Further exploiting structure in the underlying data

In addition to factorizing and sharing the computation of the data-intensive parts of the analytics problem, an in-database analytics engine can further speed up the computation by exploiting structural properties in the underlying data.

Our research has shown that functional dependencies present in the database can be used to reduce the dimensionality of regression models, including standard linear regression models and factorization machines [1]. Given a model to learn, we instead learn a potentially much smaller model that has no functionally determined parameters. This smaller model can then be learned quicker, because it requires less aggregate-join queries and each gradient descent step takes less time to compute. Using the functional dependency, we can then map the small model into the original large model by adding back the functionally determined parameters.

In future research, we plan to investigate the impact of such properties on the generalized multi-query optimization problem. In particular, we will consider degree constraints and conditional functional dependencies.

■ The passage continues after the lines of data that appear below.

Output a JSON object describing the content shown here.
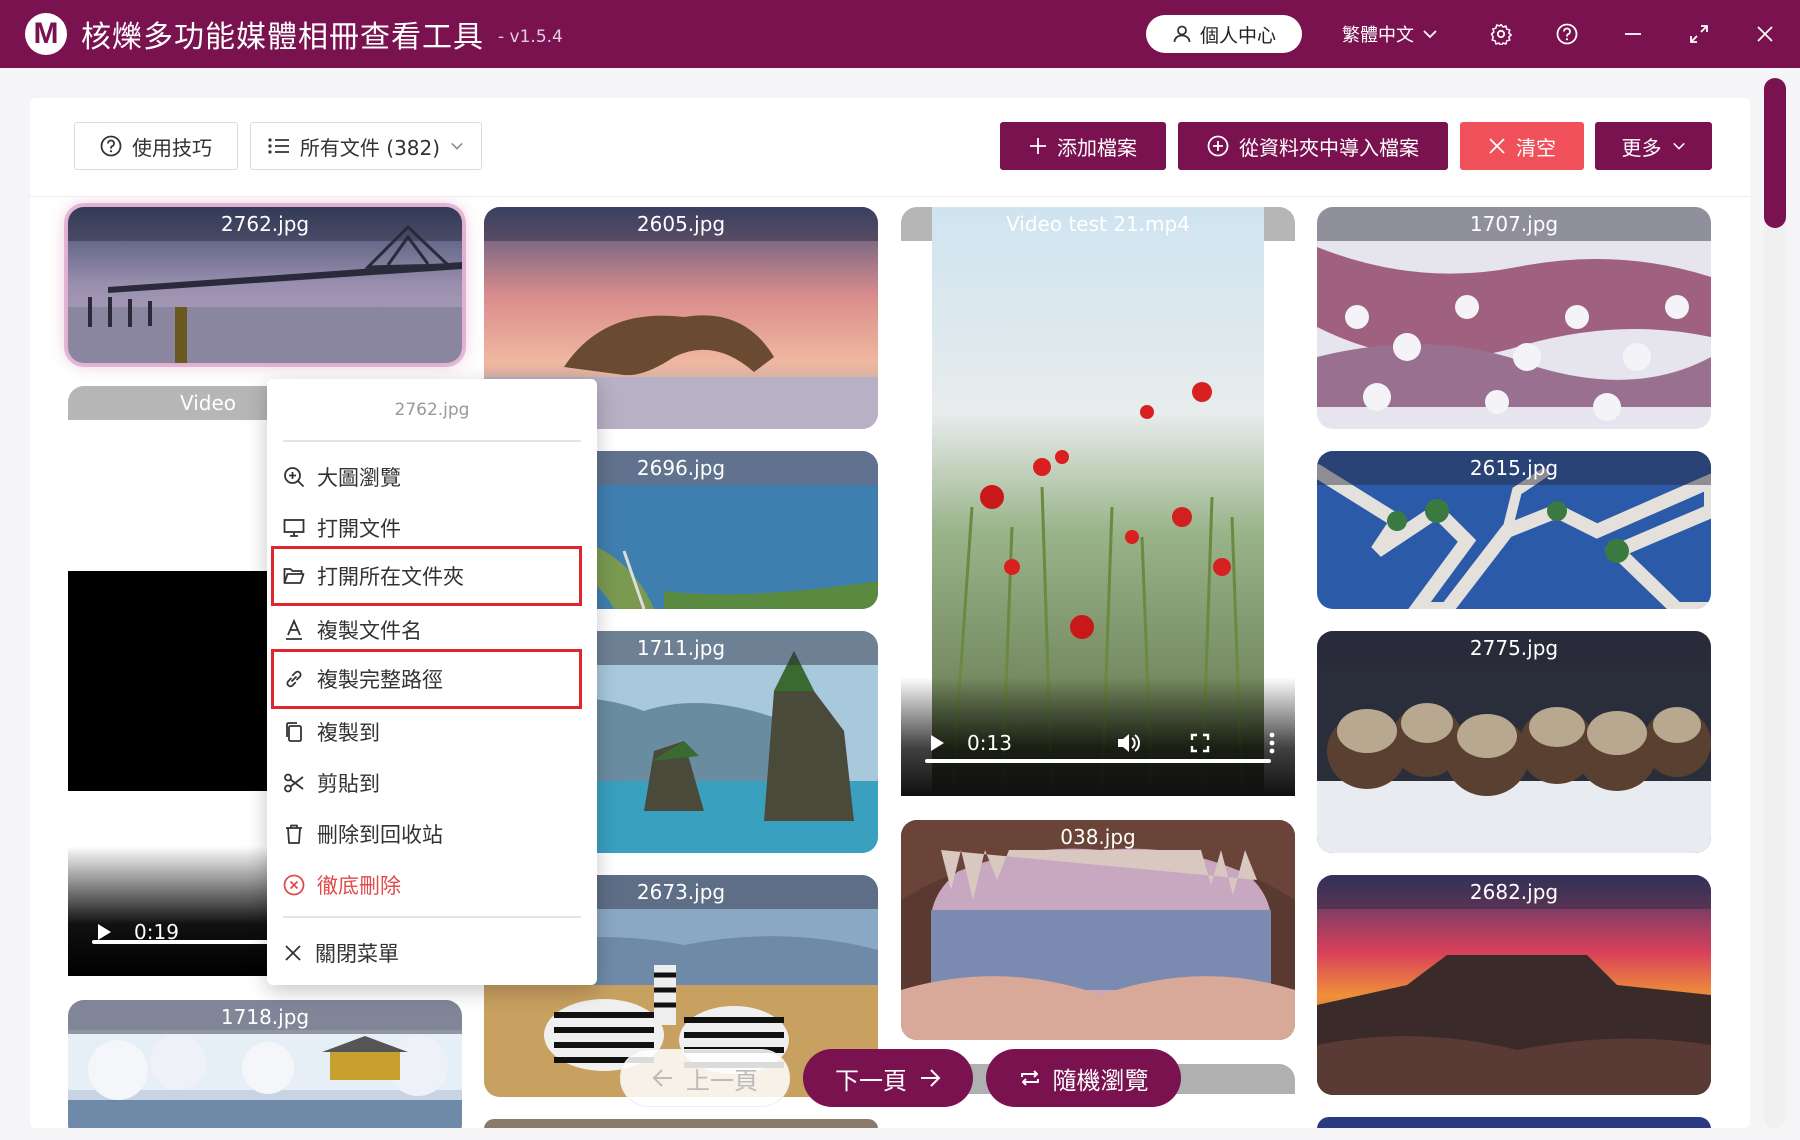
{
  "titlebar": {
    "logo_letter": "M",
    "title": "核爍多功能媒體相冊查看工具",
    "version": "- v1.5.4",
    "user_center": "個人中心",
    "language": "繁體中文"
  },
  "toolbar": {
    "tips": "使用技巧",
    "filter": "所有文件 (382)",
    "add_file": "添加檔案",
    "import_folder": "從資料夾中導入檔案",
    "clear": "清空",
    "more": "更多"
  },
  "cards": [
    {
      "title": "2762.jpg"
    },
    {
      "title": "Video"
    },
    {
      "title": "1718.jpg"
    },
    {
      "title": "2605.jpg"
    },
    {
      "title": "2696.jpg"
    },
    {
      "title": "1711.jpg"
    },
    {
      "title": "2673.jpg"
    },
    {
      "title": "Video test 21.mp4"
    },
    {
      "title": "038.jpg"
    },
    {
      "title": "1707.jpg"
    },
    {
      "title": "2615.jpg"
    },
    {
      "title": "2775.jpg"
    },
    {
      "title": "2682.jpg"
    }
  ],
  "videos": {
    "left_time": "0:19",
    "center_time": "0:13"
  },
  "context_menu": {
    "header": "2762.jpg",
    "items": [
      {
        "label": "大圖瀏覽",
        "icon": "zoom-in-icon"
      },
      {
        "label": "打開文件",
        "icon": "monitor-icon"
      },
      {
        "label": "打開所在文件夾",
        "icon": "folder-open-icon"
      },
      {
        "label": "複製文件名",
        "icon": "text-a-icon"
      },
      {
        "label": "複製完整路徑",
        "icon": "link-icon"
      },
      {
        "label": "複製到",
        "icon": "copy-icon"
      },
      {
        "label": "剪貼到",
        "icon": "scissors-icon"
      },
      {
        "label": "刪除到回收站",
        "icon": "trash-icon"
      },
      {
        "label": "徹底刪除",
        "icon": "close-circle-icon"
      },
      {
        "label": "關閉菜單",
        "icon": "close-icon"
      }
    ]
  },
  "pager": {
    "prev": "上一頁",
    "next": "下一頁",
    "random": "隨機瀏覽"
  },
  "colors": {
    "brand": "#7a1250",
    "danger": "#f0505a",
    "highlight_box": "#e0262d"
  }
}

In-database model selection, online learning, and distributed processing

Beyond scaling the computation of analytics, the rewriting of the data-intensive computations into aggregate-join queries is beneficial for three related problems in machine learning: First, the output of aggregate-join queries that are used to compute a given model can be re-used to compute any model over a subset of the original features. Therefore, once the queries are computed, it is possible to efficiently explore the feature space to select the most accurate model without ever touching the input data [8]. This means that model selection can be done very efficiently inside a database engine. Second, the aggregate-join queries that capture the data-intensive computations can be maintained efficiently under updates to the underlying database by using novel incremental maintenance techniques [7] (see here for more details). Such techniques present an efficient framework for online learning of analytics over databases. Third, the aggregate-join queries that capture the data-intensive computations of the analytics problem are distributive, which means that the computation of the problem can be easily parallelized and distributed [11].

Conclusion

This research project offers an exiting new research agenda towards large scale in-database analytics. The unifying problem formulation of this approach allows for a systematic investigation of data analytics from a database viewpoint, and constitutes a significant step towards designing end-to-end data analytics solutions.

References

[1] Mahmoud Abo Khamis, Hung Q. Ngo, XuanLong Nguyen, Dan Olteanu, and Maximilian Schleich. In-Database Learning with Sparse Tensors. In PODS, 2018.
[2] Mahmoud Abo Khamis, Hung Q. Ngo, and Atri Rudra. FAQ: Questions asked frequently. In PODS, pages 13–28, 2016.
[3] Mahmoud Abo Khamis, Hung Q. Ngo, and Dan Suciu. What do Shannon-type inequalities, submodular width, and disjunctive datalog have to do with one another? In PODS, pages 429–444, 2017.
[4] Nurzhan Bakibayev, Tomas Kocisky, Dan Olteanu, and Jakub Zavodny. Aggregation and ordering in factorised databases. PVLDB, 6(14), 2013.
[5] Xixuan Feng, Arun Kumar, Benjamin Recht, and Christopher Re. Towards a Unified Architecture for in-RDBMS Analytics. In SIGMOD, pages 325–336, 2012.
[6] Joseph M. Hellerstein, Christoper Re, Florian Schoppmann, Daisy Zhe Wang, Eugene Fratkin, Aleksander Gorajek, Kee Siong Ng, Caleb Welton, Xixuan Feng, Kun Li, and Arun Kumar. The MADlib Analytics Library: Or MAD Skills, the SQL. PVLDB, 5(12), 2012.
[7] Milos Nikolic and Dan Olteanu. Incremental View Maintenance with Triple Lock Fac- torisation Benefits. In SIGMOD, 2018.
[8] Dan Olteanu and Maximilian Schleich. F: Regression models over factorized views. PVLDB, 9(10), 2016.
[9] Dan Olteanu and Maximilian Schleich. Factorized Databases. SIGMOD Record, 45(2):5–16, 2016.
[10] Dan Olteanu and Jakub Zavodny. Size bounds for factorised representations of query results. TODS, 40(1), 2015.
[11] Maximilian Schleich, Dan Olteanu, and Radu Ciucanu. Learning linear regression models over factorized joins. In SIGMOD, 2016.
[12] Volker Strassen. Gaussian elimination is not optimal. Numerische Mathematik, 13(4), 1969.